Yves Lohé

Der Sculpteur Yves Lohe wurde am 5. März 1947 in einem Dorf in Nord-Frankreich geboren.

 

Von klein auf war er ein Träumer und Einzelgänger – und so wuchs er eng verbunden mit der Natur auf. Als junger Mann suchte er Zuflucht in der Schriftstellerei und Poesie. Er schrieb sogar Stücke für ein Theater, in der Hoffnung eines Tages ein Bühnenautor zu sein.

 

Er genoss eine typisch französische Erziehung und studierte Jura an der Universität, die ihm jedoch keine große Freude machte und beschloss doch lieber Lehrer zu werden.

 

Dabei entdeckte er jedoch, dass ihm die Bildhauerei dabei helfen würde, die Gefühle und Erinnerungen seiner Kindheit wieder zu finden.

 

1972 ging er zu Abel Bataillard, einem bekannten Metallkünstler vom Pigalle, um Arbeitserfahrung zu sammeln.

 

1974 verschrieb er sich selbst dem Medium Bronzeskulptur, aus dem er sein erstes Werk schuf.

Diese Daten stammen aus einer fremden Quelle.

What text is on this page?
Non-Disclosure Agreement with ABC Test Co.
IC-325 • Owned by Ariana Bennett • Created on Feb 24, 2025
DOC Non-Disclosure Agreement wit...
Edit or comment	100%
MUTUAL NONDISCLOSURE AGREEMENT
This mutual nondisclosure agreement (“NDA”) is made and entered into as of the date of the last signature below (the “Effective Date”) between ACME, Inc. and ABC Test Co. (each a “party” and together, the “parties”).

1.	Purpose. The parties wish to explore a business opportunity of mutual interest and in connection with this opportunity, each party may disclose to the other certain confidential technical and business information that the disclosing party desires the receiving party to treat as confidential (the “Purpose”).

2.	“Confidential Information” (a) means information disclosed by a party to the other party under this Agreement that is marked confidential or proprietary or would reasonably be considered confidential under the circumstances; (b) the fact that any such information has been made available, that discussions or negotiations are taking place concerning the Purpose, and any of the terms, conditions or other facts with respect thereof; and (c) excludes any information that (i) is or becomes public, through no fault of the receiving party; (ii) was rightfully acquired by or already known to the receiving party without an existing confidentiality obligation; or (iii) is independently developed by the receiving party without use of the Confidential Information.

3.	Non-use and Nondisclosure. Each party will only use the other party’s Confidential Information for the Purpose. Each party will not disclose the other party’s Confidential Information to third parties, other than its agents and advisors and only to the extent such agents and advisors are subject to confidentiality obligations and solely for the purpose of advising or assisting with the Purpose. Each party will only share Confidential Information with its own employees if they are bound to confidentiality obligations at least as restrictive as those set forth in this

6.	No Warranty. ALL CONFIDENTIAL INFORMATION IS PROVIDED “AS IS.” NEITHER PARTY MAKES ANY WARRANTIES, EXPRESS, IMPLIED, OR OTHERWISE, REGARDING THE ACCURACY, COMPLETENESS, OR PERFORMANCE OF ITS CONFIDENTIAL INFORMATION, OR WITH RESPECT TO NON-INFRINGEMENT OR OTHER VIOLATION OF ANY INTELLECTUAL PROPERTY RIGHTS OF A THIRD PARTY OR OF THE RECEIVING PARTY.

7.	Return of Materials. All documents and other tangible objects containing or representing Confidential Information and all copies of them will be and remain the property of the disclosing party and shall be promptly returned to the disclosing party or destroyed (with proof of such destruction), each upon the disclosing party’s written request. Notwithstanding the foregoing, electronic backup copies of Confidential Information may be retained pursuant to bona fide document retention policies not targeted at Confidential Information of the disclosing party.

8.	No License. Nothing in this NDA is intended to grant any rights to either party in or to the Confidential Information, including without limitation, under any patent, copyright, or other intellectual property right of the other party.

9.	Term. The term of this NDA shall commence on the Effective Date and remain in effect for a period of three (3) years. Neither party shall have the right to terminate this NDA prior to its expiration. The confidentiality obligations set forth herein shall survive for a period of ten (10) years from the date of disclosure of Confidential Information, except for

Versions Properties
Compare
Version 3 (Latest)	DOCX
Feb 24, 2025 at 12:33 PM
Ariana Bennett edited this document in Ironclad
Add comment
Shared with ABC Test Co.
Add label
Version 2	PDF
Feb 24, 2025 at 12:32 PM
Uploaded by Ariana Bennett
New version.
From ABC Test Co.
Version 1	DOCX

Es folgten erste Ausstellungen, u.a. auf dem Salon der unabhängigen französischen Künstler.

 

Unter dem Titel „Iron Hands fertigte er 80 Skulpturen von Händen und Fäusten. Jede davon repräsentierte seine sinnliche Lebenslust.

 

Die Hauptquellen seiner Inspirationen fand er in der Musik, im Tanz - und den Menschen an sich. Der Künstler bekam nun Aufträge sowohl von Sammlern als auch vom französischen Staat für etliche Rathäuser und Museen.

 

1991 bekam er die Gelegenheit – durch das Zusammentreffen mit dem Glas-Künstler

Werner Manesse – einen anderen Traum zu realisieren. Die Arbeit mit Glas und Metall in einem Medium.

 

Manesse lehrte ihn die Sprache des Glases. Der eigene Glas-Bronze-Workshop wurde gegründet und er entwickelte hierbei einen einzigartigen Stil, die Reflexionen der Farbe des Glases mit dem Metall zu verschmelzen. Jedes Kunstwerk spricht für sich, die Meinung der Betrachter ist für den Künstler das Wichtigste an der Verbindung zwischen seinen Arbeiten und dem Betrachter.